Domain 8 · AI Governance and Documentation
What organisations must document and review
Model cards include intended use, limitations, training data overview, subgroup performance, and bias evaluations — not just aggregate accuracy.
GDPR Article 35 mandates a Data Protection Impact Assessment before high-risk processing — large-scale personal data plus new technology (AI) triggers a DPIA.
Consent is purpose-limited. Training a commercial model on data collected for "service improvement" exceeds the original consent and requires fresh legal basis.
Employment AI (recruitment, screening, performance review) is explicitly high-risk under EU AI Act Annex III.
Domain 9 · Practical AI Literacy
The judgment calls a fundamentals-level practitioner must get right
For high-stakes decisions, equitable performance across demographic groups matters as much as aggregate accuracy.
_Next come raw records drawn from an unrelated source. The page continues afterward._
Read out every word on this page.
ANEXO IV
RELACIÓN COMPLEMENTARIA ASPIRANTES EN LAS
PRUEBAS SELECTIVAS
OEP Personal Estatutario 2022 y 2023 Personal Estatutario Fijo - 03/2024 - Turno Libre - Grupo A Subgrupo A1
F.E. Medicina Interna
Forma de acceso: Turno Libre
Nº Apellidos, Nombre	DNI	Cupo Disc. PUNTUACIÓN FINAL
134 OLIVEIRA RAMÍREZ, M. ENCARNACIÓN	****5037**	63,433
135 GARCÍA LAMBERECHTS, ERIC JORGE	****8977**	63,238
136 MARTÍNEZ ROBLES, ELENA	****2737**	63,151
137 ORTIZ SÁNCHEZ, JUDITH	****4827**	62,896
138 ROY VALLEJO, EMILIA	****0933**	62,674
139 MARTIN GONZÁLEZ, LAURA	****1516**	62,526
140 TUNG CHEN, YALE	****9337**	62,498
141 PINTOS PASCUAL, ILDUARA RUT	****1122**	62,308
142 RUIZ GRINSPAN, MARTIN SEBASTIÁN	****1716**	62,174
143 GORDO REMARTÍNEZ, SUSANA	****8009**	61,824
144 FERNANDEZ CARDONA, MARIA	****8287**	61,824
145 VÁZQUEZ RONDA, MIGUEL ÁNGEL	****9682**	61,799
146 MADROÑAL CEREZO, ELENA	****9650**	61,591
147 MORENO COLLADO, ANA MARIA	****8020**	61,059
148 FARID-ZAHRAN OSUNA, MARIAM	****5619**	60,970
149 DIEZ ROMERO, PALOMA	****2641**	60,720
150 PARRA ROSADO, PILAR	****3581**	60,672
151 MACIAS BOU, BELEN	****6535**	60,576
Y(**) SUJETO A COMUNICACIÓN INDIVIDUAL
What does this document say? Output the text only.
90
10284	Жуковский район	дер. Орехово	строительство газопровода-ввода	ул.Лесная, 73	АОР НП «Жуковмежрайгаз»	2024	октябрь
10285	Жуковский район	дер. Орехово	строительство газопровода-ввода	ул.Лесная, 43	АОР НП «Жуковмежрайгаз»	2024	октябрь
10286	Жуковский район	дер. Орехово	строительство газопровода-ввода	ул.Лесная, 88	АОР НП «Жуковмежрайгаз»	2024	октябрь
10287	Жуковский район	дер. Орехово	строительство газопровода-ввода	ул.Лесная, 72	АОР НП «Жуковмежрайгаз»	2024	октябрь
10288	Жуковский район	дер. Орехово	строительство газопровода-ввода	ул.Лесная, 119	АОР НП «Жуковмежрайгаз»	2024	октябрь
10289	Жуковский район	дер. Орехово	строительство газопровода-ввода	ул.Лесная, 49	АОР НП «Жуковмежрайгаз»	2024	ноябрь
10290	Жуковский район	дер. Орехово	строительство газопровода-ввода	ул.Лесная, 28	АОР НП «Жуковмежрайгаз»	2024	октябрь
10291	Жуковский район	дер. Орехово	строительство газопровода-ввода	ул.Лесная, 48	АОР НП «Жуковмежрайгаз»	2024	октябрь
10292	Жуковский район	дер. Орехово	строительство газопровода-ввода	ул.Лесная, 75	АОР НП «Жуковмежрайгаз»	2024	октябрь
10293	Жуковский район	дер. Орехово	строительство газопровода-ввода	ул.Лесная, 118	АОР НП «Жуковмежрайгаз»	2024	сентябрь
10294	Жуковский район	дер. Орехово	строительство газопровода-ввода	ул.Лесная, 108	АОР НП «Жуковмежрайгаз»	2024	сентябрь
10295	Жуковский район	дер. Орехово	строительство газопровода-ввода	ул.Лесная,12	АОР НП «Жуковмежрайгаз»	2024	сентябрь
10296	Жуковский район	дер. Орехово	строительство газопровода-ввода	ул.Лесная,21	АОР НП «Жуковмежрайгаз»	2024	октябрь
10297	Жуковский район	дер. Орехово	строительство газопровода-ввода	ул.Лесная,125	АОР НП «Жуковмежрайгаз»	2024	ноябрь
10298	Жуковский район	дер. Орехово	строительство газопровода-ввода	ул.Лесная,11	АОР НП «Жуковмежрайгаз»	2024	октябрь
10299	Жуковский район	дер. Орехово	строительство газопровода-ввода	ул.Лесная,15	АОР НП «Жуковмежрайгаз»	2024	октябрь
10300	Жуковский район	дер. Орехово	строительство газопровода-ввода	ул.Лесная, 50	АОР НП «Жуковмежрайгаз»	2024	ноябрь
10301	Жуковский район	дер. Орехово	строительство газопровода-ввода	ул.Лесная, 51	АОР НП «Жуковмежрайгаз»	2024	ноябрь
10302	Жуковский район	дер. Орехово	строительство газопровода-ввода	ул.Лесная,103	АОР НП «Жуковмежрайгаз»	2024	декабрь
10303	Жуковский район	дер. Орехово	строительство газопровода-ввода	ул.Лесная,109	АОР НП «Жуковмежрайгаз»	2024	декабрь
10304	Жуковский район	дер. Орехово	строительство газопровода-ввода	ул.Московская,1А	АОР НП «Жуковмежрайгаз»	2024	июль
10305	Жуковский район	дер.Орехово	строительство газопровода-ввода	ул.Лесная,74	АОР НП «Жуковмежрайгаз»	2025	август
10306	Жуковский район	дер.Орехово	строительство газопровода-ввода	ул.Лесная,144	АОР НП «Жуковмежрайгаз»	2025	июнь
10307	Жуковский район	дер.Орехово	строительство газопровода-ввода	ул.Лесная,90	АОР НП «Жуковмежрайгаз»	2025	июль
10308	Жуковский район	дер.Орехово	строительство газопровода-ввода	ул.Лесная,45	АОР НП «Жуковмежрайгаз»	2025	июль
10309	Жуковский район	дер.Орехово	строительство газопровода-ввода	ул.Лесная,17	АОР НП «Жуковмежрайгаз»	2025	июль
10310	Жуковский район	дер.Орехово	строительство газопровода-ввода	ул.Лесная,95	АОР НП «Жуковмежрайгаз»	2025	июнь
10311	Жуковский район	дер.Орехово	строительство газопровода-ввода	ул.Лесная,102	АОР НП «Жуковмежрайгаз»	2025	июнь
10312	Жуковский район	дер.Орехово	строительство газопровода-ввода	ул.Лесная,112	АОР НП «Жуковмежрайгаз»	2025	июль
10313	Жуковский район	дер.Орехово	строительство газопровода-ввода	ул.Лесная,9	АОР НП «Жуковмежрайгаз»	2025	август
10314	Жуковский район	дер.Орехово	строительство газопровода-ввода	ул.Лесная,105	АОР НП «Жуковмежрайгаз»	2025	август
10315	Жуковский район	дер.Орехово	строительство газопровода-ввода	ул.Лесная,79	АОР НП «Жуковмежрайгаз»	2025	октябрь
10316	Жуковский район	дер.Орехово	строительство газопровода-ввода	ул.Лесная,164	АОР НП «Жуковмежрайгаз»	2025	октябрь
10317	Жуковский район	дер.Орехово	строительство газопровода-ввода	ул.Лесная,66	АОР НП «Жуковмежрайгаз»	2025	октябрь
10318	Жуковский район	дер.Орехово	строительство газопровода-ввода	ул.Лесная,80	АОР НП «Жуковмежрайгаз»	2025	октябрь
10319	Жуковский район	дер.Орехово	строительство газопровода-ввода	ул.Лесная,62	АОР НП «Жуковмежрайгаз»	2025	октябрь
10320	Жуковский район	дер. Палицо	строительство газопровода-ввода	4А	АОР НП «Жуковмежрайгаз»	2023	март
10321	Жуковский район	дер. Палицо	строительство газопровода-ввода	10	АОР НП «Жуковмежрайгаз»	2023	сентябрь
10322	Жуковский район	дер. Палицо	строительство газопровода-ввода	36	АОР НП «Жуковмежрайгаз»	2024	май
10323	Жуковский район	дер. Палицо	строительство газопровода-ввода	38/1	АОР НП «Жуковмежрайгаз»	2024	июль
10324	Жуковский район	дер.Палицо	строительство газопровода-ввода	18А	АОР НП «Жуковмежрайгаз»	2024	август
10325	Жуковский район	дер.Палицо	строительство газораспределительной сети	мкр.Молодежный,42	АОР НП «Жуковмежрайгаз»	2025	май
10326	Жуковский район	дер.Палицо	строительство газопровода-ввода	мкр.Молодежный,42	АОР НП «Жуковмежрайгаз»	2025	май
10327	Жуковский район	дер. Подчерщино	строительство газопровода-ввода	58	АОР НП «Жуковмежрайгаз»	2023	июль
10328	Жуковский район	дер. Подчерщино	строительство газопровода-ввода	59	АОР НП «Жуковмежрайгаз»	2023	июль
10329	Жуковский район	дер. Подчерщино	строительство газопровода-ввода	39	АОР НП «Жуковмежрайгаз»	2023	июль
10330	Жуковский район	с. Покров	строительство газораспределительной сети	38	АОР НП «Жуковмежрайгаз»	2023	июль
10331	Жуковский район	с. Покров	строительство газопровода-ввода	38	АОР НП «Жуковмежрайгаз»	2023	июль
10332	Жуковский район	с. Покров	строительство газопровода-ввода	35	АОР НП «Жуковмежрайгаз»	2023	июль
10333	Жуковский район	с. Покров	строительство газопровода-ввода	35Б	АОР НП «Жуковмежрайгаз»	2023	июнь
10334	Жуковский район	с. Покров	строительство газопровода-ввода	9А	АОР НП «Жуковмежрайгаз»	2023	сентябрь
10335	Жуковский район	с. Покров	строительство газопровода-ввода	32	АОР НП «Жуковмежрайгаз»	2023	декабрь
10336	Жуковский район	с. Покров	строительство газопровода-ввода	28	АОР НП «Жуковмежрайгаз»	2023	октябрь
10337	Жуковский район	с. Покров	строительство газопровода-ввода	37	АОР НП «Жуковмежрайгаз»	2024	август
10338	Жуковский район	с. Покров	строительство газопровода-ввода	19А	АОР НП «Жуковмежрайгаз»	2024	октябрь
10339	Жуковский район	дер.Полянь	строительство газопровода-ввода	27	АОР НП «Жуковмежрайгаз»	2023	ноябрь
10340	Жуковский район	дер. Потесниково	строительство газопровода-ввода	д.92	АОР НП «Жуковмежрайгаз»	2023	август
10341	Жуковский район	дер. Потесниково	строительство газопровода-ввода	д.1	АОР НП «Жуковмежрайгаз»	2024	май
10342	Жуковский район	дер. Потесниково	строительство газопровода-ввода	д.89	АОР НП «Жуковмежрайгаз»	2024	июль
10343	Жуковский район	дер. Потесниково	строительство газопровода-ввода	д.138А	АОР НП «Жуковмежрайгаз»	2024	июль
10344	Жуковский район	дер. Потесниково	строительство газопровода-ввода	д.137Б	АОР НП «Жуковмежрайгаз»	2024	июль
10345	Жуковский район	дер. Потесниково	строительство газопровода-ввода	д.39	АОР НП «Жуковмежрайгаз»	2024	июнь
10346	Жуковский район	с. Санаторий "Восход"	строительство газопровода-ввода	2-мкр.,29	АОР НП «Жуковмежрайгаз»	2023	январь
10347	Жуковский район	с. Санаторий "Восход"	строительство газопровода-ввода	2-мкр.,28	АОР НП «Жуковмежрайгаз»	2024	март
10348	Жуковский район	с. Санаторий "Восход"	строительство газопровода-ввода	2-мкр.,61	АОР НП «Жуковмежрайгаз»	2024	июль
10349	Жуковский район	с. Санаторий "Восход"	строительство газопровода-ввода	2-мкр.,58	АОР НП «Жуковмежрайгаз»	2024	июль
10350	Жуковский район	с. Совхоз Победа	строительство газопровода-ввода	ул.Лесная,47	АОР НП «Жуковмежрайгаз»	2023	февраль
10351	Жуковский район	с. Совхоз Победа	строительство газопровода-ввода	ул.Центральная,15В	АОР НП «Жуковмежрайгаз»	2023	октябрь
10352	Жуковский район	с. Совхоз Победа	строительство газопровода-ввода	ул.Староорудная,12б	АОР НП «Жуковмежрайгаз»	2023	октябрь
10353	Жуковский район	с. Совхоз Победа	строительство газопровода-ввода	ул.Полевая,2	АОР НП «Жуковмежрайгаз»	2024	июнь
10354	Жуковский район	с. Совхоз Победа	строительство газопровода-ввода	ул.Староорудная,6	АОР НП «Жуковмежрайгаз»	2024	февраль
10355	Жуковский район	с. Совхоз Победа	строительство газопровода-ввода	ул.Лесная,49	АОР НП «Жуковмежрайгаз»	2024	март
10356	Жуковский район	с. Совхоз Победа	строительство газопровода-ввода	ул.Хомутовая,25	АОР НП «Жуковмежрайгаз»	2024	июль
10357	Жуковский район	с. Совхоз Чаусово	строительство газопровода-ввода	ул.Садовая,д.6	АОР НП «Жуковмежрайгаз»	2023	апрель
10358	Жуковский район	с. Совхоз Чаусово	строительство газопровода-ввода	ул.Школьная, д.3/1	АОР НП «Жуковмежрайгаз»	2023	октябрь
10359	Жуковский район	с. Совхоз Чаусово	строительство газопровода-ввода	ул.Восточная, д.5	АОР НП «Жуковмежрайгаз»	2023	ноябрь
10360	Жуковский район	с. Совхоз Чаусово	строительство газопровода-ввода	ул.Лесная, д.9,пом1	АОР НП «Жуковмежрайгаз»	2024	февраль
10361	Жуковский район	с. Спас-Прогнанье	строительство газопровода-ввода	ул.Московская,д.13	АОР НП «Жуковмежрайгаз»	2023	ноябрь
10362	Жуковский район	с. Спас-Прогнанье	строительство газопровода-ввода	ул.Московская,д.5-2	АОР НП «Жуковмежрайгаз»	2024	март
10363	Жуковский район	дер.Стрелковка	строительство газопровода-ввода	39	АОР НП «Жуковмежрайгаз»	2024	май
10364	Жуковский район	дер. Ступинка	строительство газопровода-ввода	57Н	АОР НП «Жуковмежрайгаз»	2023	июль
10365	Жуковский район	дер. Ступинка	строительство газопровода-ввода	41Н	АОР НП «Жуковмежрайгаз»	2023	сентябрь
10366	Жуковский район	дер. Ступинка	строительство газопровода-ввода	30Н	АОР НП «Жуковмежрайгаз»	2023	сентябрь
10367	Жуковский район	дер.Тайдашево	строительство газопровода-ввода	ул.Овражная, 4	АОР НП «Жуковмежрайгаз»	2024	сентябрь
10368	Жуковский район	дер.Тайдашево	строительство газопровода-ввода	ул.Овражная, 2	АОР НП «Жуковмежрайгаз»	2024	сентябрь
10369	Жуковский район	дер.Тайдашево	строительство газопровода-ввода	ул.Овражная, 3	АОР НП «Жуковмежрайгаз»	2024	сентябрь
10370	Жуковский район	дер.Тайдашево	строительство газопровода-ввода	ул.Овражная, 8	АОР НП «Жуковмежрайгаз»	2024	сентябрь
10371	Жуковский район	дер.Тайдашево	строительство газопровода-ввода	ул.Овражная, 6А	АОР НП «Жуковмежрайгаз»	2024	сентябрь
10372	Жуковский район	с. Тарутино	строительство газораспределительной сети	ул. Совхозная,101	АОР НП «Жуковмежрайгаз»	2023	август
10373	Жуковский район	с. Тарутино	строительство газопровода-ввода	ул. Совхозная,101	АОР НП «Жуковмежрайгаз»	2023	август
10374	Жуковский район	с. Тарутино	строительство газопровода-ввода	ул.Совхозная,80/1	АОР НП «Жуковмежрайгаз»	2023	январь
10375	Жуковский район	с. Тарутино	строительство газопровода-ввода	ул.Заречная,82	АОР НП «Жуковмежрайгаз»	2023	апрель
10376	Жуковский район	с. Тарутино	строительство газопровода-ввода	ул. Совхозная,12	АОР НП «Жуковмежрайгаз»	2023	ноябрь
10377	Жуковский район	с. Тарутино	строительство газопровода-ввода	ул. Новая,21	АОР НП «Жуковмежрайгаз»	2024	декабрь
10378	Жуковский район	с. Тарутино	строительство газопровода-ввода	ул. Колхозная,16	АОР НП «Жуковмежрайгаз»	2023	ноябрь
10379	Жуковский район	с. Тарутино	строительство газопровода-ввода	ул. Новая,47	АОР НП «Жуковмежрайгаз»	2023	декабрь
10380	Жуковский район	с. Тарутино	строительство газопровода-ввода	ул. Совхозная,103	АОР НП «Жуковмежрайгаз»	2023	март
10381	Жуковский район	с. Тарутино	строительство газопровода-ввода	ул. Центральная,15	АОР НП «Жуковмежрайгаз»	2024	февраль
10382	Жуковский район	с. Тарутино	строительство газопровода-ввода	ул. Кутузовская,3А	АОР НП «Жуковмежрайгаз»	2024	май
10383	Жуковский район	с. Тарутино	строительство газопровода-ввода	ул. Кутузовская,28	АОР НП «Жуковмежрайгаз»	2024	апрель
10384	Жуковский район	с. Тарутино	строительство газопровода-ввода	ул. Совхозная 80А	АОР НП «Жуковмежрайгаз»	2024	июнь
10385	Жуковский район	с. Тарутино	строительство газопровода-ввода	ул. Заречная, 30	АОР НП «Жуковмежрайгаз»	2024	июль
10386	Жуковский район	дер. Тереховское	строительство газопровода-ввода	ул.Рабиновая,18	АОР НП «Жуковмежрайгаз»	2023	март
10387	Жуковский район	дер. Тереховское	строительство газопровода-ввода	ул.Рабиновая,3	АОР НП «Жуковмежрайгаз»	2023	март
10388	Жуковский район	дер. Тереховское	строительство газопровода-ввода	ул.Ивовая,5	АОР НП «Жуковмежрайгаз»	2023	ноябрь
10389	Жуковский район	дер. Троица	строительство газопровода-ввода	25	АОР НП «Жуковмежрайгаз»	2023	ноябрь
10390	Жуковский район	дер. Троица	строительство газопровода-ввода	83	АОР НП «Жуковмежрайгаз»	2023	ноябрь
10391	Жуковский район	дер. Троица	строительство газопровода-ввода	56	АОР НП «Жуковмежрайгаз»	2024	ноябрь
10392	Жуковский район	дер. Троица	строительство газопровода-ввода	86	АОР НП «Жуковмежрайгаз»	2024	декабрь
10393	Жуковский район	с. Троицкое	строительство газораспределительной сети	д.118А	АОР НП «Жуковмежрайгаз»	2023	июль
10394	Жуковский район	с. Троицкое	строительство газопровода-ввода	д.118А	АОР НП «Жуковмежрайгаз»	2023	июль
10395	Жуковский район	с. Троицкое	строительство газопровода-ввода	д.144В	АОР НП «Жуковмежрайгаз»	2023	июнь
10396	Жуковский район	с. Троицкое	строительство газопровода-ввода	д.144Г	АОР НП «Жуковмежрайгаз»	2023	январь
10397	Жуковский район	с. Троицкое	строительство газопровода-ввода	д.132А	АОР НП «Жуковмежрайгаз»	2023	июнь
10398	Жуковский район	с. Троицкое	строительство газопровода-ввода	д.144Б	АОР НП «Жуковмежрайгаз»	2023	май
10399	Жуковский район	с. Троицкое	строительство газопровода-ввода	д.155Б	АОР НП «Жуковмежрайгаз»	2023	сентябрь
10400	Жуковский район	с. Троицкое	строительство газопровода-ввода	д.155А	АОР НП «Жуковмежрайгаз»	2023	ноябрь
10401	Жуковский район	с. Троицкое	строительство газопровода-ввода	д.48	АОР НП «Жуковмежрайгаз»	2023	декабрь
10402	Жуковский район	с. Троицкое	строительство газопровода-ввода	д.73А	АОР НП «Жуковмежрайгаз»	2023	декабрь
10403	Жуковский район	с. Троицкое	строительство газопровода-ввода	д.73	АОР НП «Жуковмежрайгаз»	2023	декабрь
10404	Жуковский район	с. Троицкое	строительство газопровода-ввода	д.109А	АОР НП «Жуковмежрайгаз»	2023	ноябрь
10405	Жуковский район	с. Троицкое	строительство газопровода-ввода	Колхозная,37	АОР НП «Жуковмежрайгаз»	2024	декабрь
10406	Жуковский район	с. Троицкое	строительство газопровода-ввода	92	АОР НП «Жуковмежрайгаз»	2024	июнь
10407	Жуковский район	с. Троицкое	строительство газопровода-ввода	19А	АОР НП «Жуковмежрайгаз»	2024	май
LLM-to-database pipelines need structured output enforcement, schema validation, and fallback handling — not one of the three.
Eval suites measure what you tested. Synthetic eval data systematically misses real user behaviour. Build evals from real production queries.
Agents with destructive tool access (delete, send, transfer) require explicit confirmation for irreversible actions even given general user authorisation.
Production readiness is multi-dimensional: technical (evals, validation, monitoring, rollback), operational (incident response), and compliance (legal, regulatory).